1 Council Records, 30th December, 1589.
‘In 1609, John Wilky merchant, admitted burgess. In 1615, John Wilkyn, alderman. In 1632, Thomas son of John Wilky of Foulden, bound apprentice to John Wilkie of Berwick, burgess. In 1654, Sir John Wilkie’s horse won the cup at Berwick. On 30 December 1673, Sir John Wilky knight in Foulden, was buried at Berwick. (He was married at Berwick on 31 October 1661, to Mrs. Dorothy Orde, who was buried 16th October, 1672. Their daughter Mary, was buried 8th January following.)’
– Scots Lore, pp.141-148.
In the same spirit we find a grant of twenty pounds (20s.) made “to James Robesoune baxter for helping him to build ane oven to baik plack pyres in, as also the sowme of 20 punds Scots to buy him ane laid of wheat to encurradge him to baik guid breid.”1 The plack – equivalent to the groat – was a piece of money coined in billon, a debased white metal, and was of the value of twopence scots.
– Old Glasgow, pp.276-289.
1 30th Dec. 1679.
A front page depiction of a Scottish tradition. This December 30, 1882, edition reads,
“THE FIRST FOOT: A SCOTTISH CUSTOM ON NEW-YEAR’S EVE.”
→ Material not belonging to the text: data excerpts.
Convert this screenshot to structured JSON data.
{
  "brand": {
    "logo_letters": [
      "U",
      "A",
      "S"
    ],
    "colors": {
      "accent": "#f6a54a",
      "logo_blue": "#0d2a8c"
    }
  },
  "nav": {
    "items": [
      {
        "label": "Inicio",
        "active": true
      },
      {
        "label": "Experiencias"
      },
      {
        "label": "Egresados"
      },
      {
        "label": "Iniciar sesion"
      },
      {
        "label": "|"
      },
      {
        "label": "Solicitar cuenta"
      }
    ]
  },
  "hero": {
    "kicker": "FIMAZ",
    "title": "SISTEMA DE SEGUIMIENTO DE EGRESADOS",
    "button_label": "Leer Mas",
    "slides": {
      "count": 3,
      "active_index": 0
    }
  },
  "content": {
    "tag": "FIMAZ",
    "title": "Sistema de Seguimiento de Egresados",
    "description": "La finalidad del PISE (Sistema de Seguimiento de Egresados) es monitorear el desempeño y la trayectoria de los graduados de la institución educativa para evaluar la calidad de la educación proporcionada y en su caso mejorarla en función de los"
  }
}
As you can see from the clock in the picture, however, it’s done after midnight into the early hours of New Year’s day, rather than on the eve of New Year.
Glasgow Evening Post, Thursday 30th December 1886, p.2.
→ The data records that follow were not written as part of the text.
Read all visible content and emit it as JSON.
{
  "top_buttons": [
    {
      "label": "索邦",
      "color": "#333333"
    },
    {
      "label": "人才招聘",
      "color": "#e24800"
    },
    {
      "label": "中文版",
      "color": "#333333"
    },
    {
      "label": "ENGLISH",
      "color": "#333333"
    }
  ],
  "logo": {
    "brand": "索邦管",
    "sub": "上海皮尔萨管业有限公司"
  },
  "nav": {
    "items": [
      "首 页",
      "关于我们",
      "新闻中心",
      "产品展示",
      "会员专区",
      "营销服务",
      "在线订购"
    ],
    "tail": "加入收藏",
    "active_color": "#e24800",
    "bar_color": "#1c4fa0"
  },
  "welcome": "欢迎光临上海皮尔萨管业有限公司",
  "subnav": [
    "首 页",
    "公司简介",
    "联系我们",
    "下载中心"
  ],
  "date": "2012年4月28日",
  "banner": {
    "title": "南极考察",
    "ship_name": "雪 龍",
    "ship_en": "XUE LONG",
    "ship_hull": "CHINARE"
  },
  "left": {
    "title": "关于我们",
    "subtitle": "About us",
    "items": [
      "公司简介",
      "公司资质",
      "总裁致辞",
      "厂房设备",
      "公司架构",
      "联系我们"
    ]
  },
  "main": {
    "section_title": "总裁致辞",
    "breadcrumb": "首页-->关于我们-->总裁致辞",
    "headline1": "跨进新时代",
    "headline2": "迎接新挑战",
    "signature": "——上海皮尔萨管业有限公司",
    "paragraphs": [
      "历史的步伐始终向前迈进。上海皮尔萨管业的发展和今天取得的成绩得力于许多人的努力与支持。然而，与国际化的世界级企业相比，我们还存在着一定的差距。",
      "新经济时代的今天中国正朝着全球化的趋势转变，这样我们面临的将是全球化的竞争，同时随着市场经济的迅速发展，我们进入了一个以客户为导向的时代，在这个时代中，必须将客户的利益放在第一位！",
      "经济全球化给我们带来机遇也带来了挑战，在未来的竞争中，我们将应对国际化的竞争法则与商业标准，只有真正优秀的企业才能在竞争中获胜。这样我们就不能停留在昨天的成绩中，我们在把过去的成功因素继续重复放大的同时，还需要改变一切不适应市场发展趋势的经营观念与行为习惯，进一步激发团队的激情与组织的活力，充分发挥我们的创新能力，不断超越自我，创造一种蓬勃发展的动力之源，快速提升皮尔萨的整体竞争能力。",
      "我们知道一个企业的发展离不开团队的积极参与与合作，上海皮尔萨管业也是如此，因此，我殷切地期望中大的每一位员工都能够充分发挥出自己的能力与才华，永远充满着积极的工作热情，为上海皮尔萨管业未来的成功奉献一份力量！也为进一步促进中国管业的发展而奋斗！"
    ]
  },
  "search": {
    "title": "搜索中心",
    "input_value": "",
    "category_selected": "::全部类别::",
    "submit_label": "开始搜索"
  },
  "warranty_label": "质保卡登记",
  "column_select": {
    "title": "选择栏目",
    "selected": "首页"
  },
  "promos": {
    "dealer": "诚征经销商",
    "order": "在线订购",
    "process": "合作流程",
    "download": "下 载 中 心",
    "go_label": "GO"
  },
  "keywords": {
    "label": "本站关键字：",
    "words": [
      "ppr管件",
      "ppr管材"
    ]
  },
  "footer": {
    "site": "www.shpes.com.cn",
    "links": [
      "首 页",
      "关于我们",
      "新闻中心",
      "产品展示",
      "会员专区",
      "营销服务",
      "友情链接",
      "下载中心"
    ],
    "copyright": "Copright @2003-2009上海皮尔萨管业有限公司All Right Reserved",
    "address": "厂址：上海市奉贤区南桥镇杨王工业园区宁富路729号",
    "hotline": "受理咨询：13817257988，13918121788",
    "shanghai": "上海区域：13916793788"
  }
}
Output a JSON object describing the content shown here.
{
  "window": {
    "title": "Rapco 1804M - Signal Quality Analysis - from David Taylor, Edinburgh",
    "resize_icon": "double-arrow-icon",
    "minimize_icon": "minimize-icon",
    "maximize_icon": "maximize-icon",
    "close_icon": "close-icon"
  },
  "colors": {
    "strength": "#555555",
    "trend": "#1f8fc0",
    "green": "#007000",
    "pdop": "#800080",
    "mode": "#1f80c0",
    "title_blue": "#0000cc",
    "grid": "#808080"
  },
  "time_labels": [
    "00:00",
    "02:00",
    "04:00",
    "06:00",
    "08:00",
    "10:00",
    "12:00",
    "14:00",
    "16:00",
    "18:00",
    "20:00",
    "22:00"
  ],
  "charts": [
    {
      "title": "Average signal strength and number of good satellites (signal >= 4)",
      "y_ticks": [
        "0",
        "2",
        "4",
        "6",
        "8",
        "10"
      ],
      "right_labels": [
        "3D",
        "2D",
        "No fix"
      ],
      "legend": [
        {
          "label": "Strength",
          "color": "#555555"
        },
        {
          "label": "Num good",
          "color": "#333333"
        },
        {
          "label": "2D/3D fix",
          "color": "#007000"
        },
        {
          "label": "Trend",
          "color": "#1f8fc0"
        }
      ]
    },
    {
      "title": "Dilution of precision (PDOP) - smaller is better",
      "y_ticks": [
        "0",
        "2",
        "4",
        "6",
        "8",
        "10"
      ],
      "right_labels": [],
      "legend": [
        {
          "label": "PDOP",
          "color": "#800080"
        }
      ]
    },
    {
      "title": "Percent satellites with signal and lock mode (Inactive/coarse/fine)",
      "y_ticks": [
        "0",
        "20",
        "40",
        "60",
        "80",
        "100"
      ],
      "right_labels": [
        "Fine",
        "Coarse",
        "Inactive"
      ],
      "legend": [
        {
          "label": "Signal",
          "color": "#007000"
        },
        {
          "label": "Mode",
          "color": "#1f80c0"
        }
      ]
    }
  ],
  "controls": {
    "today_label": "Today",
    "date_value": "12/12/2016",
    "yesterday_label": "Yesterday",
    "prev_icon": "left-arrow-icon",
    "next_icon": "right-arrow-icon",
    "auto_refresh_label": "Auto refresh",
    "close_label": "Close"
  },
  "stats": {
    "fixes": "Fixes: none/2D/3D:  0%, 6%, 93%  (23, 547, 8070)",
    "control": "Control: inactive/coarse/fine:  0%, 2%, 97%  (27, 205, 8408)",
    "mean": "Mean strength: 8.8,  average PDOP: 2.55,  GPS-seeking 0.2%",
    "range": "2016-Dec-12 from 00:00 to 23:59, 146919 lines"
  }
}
SINGULAR DEATH OF A KELSO DOCTOR.
At an early hour on Tuesday morning, Dr. Peter White, Yetholm, knocked at the door of a house in the village and asked to be admitted, complaining that he had fallen on the street and hurt his leg. The person applied to ran for help, and when in a short time assistance arrived, the doctor was found in a prostrate condition in the street apparently lifeless. He was at once carried into the house, when he was found to be dead. Mrs. White died of inflammation of the lungs only on Saturday, and has not yet been buried. Her funeral, which was fixed for Monday, has been postponed in order that husband and wife may be interred together.